Ich verließ die Praxis mit dem Gefühl, „gut eingestellt“ zu sein (mein HbA1c lag immerhin bei stabilen 7,0% ), während mein Mittelfuß im Stillen zerfiel. Ein fataler Irrtum, gestützt durch das Schweigen der Experten. Es blieben noch genau 83 Tage, bis die Wahrheit über meine zerstörten Knochen nicht mehr zu ignorieren war.
📋 Checkliste: Diese Laborwerte sollten Diabetiker bei Fußproblemen kennen
Wenn dein Fuß geschwollen ist, reicht der Blick auf den Zuckerwert (HbA1c) nicht aus. Diese drei Werte sind „stumme Zeugen“, die oft mehr über die Knochen und Entzündungen verraten als das äußere Erscheinungsbild:
1. Alkalische Phosphatase (AP) – Der „Knochen-Marker“
- Was ist das? Ein Enzym, das bei vermehrtem Knochenumbau ins Blut abgegeben wird.
- Warum wichtig? Beim Charcot-Fuß zerfallen Knochen und bauen sich instabil wieder auf. Ein erhöhter AP-Wert (wie bei mir 149 U/l) ist ein massives Warnsignal für Knochenaktivität.
- Achtung: Wenn dieser Wert ohne Leberprobleme erhöht ist, sollte man hellhörig werden!
2. Blutkörperchensenkung (BSG) – Der „Entzündungs-Radar“
- Was ist das? Ein Maß dafür, wie schnell rote Blutkörperchen in einem Glasröhrchen absinken.

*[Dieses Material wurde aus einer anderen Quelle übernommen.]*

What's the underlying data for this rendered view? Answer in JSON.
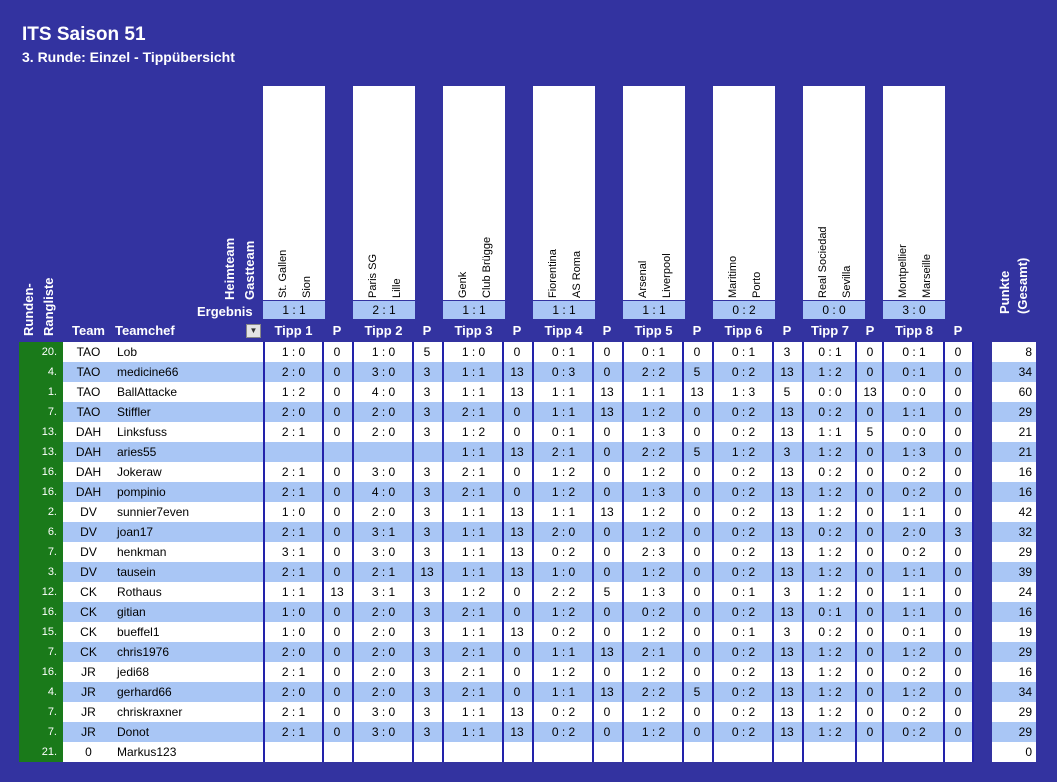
{
  "header": {
    "title": "ITS Saison 51",
    "subtitle": "3. Runde: Einzel - Tippübersicht"
  },
  "labels": {
    "runden": "Runden-",
    "rangliste": "Rangliste",
    "heimteam": "Heimteam",
    "gastteam": "Gastteam",
    "ergebnis": "Ergebnis",
    "team": "Team",
    "teamchef": "Teamchef",
    "p": "P",
    "punkte": "Punkte",
    "gesamt": "(Gesamt)"
  },
  "matches": [
    {
      "home": "St. Gallen",
      "away": "Sion",
      "result": "1 : 1",
      "label": "Tipp 1"
    },
    {
      "home": "Paris SG",
      "away": "Lille",
      "result": "2 : 1",
      "label": "Tipp 2"
    },
    {
      "home": "Genk",
      "away": "Club Brügge",
      "result": "1 : 1",
      "label": "Tipp 3"
    },
    {
      "home": "Fiorentina",
      "away": "AS Roma",
      "result": "1 : 1",
      "label": "Tipp 4"
    },
    {
      "home": "Arsenal",
      "away": "Liverpool",
      "result": "1 : 1",
      "label": "Tipp 5"
    },
    {
      "home": "Maritimo",
      "away": "Porto",
      "result": "0 : 2",
      "label": "Tipp 6"
    },
    {
      "home": "Real Sociedad",
      "away": "Sevilla",
      "result": "0 : 0",
      "label": "Tipp 7"
    },
    {
      "home": "Montpellier",
      "away": "Marseille",
      "result": "3 : 0",
      "label": "Tipp 8"
    }
  ],
  "rows": [
    {
      "rank": "20.",
      "team": "TAO",
      "chef": "Lob",
      "cells": [
        "1 : 0",
        "0",
        "1 : 0",
        "5",
        "1 : 0",
        "0",
        "0 : 1",
        "0",
        "0 : 1",
        "0",
        "0 : 1",
        "3",
        "0 : 1",
        "0",
        "0 : 1",
        "0"
      ],
      "total": "8"
    },
    {
      "rank": "4.",
      "team": "TAO",
      "chef": "medicine66",
      "cells": [
        "2 : 0",
        "0",
        "3 : 0",
        "3",
        "1 : 1",
        "13",
        "0 : 3",
        "0",
        "2 : 2",
        "5",
        "0 : 2",
        "13",
        "1 : 2",
        "0",
        "0 : 1",
        "0"
      ],
      "total": "34"
    },
    {
      "rank": "1.",
      "team": "TAO",
      "chef": "BallAttacke",
      "cells": [
        "1 : 2",
        "0",
        "4 : 0",
        "3",
        "1 : 1",
        "13",
        "1 : 1",
        "13",
        "1 : 1",
        "13",
        "1 : 3",
        "5",
        "0 : 0",
        "13",
        "0 : 0",
        "0"
      ],
      "total": "60"
    },
    {
      "rank": "7.",
      "team": "TAO",
      "chef": "Stiffler",
      "cells": [
        "2 : 0",
        "0",
        "2 : 0",
        "3",
        "2 : 1",
        "0",
        "1 : 1",
        "13",
        "1 : 2",
        "0",
        "0 : 2",
        "13",
        "0 : 2",
        "0",
        "1 : 1",
        "0"
      ],
      "total": "29"
    },
    {
      "rank": "13.",
      "team": "DAH",
      "chef": "Linksfuss",
      "cells": [
        "2 : 1",
        "0",
        "2 : 0",
        "3",
        "1 : 2",
        "0",
        "0 : 1",
        "0",
        "1 : 3",
        "0",
        "0 : 2",
        "13",
        "1 : 1",
        "5",
        "0 : 0",
        "0"
      ],
      "total": "21"
    },
    {
      "rank": "13.",
      "team": "DAH",
      "chef": "aries55",
      "cells": [
        "",
        "",
        "",
        "",
        "1 : 1",
        "13",
        "2 : 1",
        "0",
        "2 : 2",
        "5",
        "1 : 2",
        "3",
        "1 : 2",
        "0",
        "1 : 3",
        "0"
      ],
      "total": "21"
    },
    {
      "rank": "16.",
      "team": "DAH",
      "chef": "Jokeraw",
      "cells": [
        "2 : 1",
        "0",
        "3 : 0",
        "3",
        "2 : 1",
        "0",
        "1 : 2",
        "0",
        "1 : 2",
        "0",
        "0 : 2",
        "13",
        "0 : 2",
        "0",
        "0 : 2",
        "0"
      ],
      "total": "16"
    },
    {
      "rank": "16.",
      "team": "DAH",
      "chef": "pompinio",
      "cells": [
        "2 : 1",
        "0",
        "4 : 0",
        "3",
        "2 : 1",
        "0",
        "1 : 2",
        "0",
        "1 : 3",
        "0",
        "0 : 2",
        "13",
        "1 : 2",
        "0",
        "0 : 2",
        "0"
      ],
      "total": "16"
    },
    {
      "rank": "2.",
      "team": "DV",
      "chef": "sunnier7even",
      "cells": [
        "1 : 0",
        "0",
        "2 : 0",
        "3",
        "1 : 1",
        "13",
        "1 : 1",
        "13",
        "1 : 2",
        "0",
        "0 : 2",
        "13",
        "1 : 2",
        "0",
        "1 : 1",
        "0"
      ],
      "total": "42"
    },
    {
      "rank": "6.",
      "team": "DV",
      "chef": "joan17",
      "cells": [
        "2 : 1",
        "0",
        "3 : 1",
        "3",
        "1 : 1",
        "13",
        "2 : 0",
        "0",
        "1 : 2",
        "0",
        "0 : 2",
        "13",
        "0 : 2",
        "0",
        "2 : 0",
        "3"
      ],
      "total": "32"
    },
    {
      "rank": "7.",
      "team": "DV",
      "chef": "henkman",
      "cells": [
        "3 : 1",
        "0",
        "3 : 0",
        "3",
        "1 : 1",
        "13",
        "0 : 2",
        "0",
        "2 : 3",
        "0",
        "0 : 2",
        "13",
        "1 : 2",
        "0",
        "0 : 2",
        "0"
      ],
      "total": "29"
    },
    {
      "rank": "3.",
      "team": "DV",
      "chef": "tausein",
      "cells": [
        "2 : 1",
        "0",
        "2 : 1",
        "13",
        "1 : 1",
        "13",
        "1 : 0",
        "0",
        "1 : 2",
        "0",
        "0 : 2",
        "13",
        "1 : 2",
        "0",
        "1 : 1",
        "0"
      ],
      "total": "39"
    },
    {
      "rank": "12.",
      "team": "CK",
      "chef": "Rothaus",
      "cells": [
        "1 : 1",
        "13",
        "3 : 1",
        "3",
        "1 : 2",
        "0",
        "2 : 2",
        "5",
        "1 : 3",
        "0",
        "0 : 1",
        "3",
        "1 : 2",
        "0",
        "1 : 1",
        "0"
      ],
      "total": "24"
    },
    {
      "rank": "16.",
      "team": "CK",
      "chef": "gitian",
      "cells": [
        "1 : 0",
        "0",
        "2 : 0",
        "3",
        "2 : 1",
        "0",
        "1 : 2",
        "0",
        "0 : 2",
        "0",
        "0 : 2",
        "13",
        "0 : 1",
        "0",
        "1 : 1",
        "0"
      ],
      "total": "16"
    },
    {
      "rank": "15.",
      "team": "CK",
      "chef": "bueffel1",
      "cells": [
        "1 : 0",
        "0",
        "2 : 0",
        "3",
        "1 : 1",
        "13",
        "0 : 2",
        "0",
        "1 : 2",
        "0",
        "0 : 1",
        "3",
        "0 : 2",
        "0",
        "0 : 1",
        "0"
      ],
      "total": "19"
    },
    {
      "rank": "7.",
      "team": "CK",
      "chef": "chris1976",
      "cells": [
        "2 : 0",
        "0",
        "2 : 0",
        "3",
        "2 : 1",
        "0",
        "1 : 1",
        "13",
        "2 : 1",
        "0",
        "0 : 2",
        "13",
        "1 : 2",
        "0",
        "1 : 2",
        "0"
      ],
      "total": "29"
    },
    {
      "rank": "16.",
      "team": "JR",
      "chef": "jedi68",
      "cells": [
        "2 : 1",
        "0",
        "2 : 0",
        "3",
        "2 : 1",
        "0",
        "1 : 2",
        "0",
        "1 : 2",
        "0",
        "0 : 2",
        "13",
        "1 : 2",
        "0",
        "0 : 2",
        "0"
      ],
      "total": "16"
    },
    {
      "rank": "4.",
      "team": "JR",
      "chef": "gerhard66",
      "cells": [
        "2 : 0",
        "0",
        "2 : 0",
        "3",
        "2 : 1",
        "0",
        "1 : 1",
        "13",
        "2 : 2",
        "5",
        "0 : 2",
        "13",
        "1 : 2",
        "0",
        "1 : 2",
        "0"
      ],
      "total": "34"
    },
    {
      "rank": "7.",
      "team": "JR",
      "chef": "chriskraxner",
      "cells": [
        "2 : 1",
        "0",
        "3 : 0",
        "3",
        "1 : 1",
        "13",
        "0 : 2",
        "0",
        "1 : 2",
        "0",
        "0 : 2",
        "13",
        "1 : 2",
        "0",
        "0 : 2",
        "0"
      ],
      "total": "29"
    },
    {
      "rank": "7.",
      "team": "JR",
      "chef": "Donot",
      "cells": [
        "2 : 1",
        "0",
        "3 : 0",
        "3",
        "1 : 1",
        "13",
        "0 : 2",
        "0",
        "1 : 2",
        "0",
        "0 : 2",
        "13",
        "1 : 2",
        "0",
        "0 : 2",
        "0"
      ],
      "total": "29"
    },
    {
      "rank": "21.",
      "team": "0",
      "chef": "Markus123",
      "cells": [
        "",
        "",
        "",
        "",
        "",
        "",
        "",
        "",
        "",
        "",
        "",
        "",
        "",
        "",
        "",
        ""
      ],
      "total": "0"
    }
  ],
  "colors": {
    "background": "#3333a0",
    "rank_column": "#1a7a1a",
    "row_alt": "#a9c6f5",
    "row": "#ffffff"
  }
}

- Warum wichtig? Sie zeigt an, ob im Körper eine Entzündung schwelt. Bei mir lag sie bei 22 mm/h (erhöht).
- Achtung: Eine erhöhte BSG bei einem roten, heißen Fuß ist ein klassisches Zeichen für den aktiven Charcot-Prozess.
3. Leukozyten – Die „Abwehrzellen“
- Was ist das? Die weißen Blutkörperchen, die deine Immunabwehr bilden.
- Warum wichtig? Ein Wert über der Norm (bei mir 11.8 Tsd/µl) zeigt, dass dein Immunsystem gerade auf Hochtouren gegen etwas kämpft – in diesem Fall gegen die Entzündung im Mittelfuß.
4. HbA1c & TIR (Time in Range) – Die „Zucker-Falle“
- Das Problem: Viele Ärzte denken: „Zucker ist gut (z.B. 7,0%), also ist alles okay.“
- Die Realität: Ein Charcot-Fuß kann auch bei scheinbar perfekter Diabeteseinstellung entstehen. Lass dich nicht mit einem „Gute Werte!“ abspeisen, wenn der Fuß physische Symptome zeigt.
💡 Mein Tipp für dich:
Nimm dein Laborblatt selbst in die Hand. Wenn du siehst, dass AP, BSG oder Leukozyten markiert oder erhöht sind UND dein Fuß sich verändert hat, frag gezielt nach:
„Können diese Werte im Zusammenhang mit der Schwellung an meinem Fuß auf einen Knochenprozess hindeuten?“
Sei dein eigener Anwalt! Die Experten übersehen im Praxisstress oft den Zusammenhang zwischen dem Blutbild und dem, was sie an deinem Fuß (vielleicht unter einem Kompressionsstrumpf) gar nicht richtig sehen.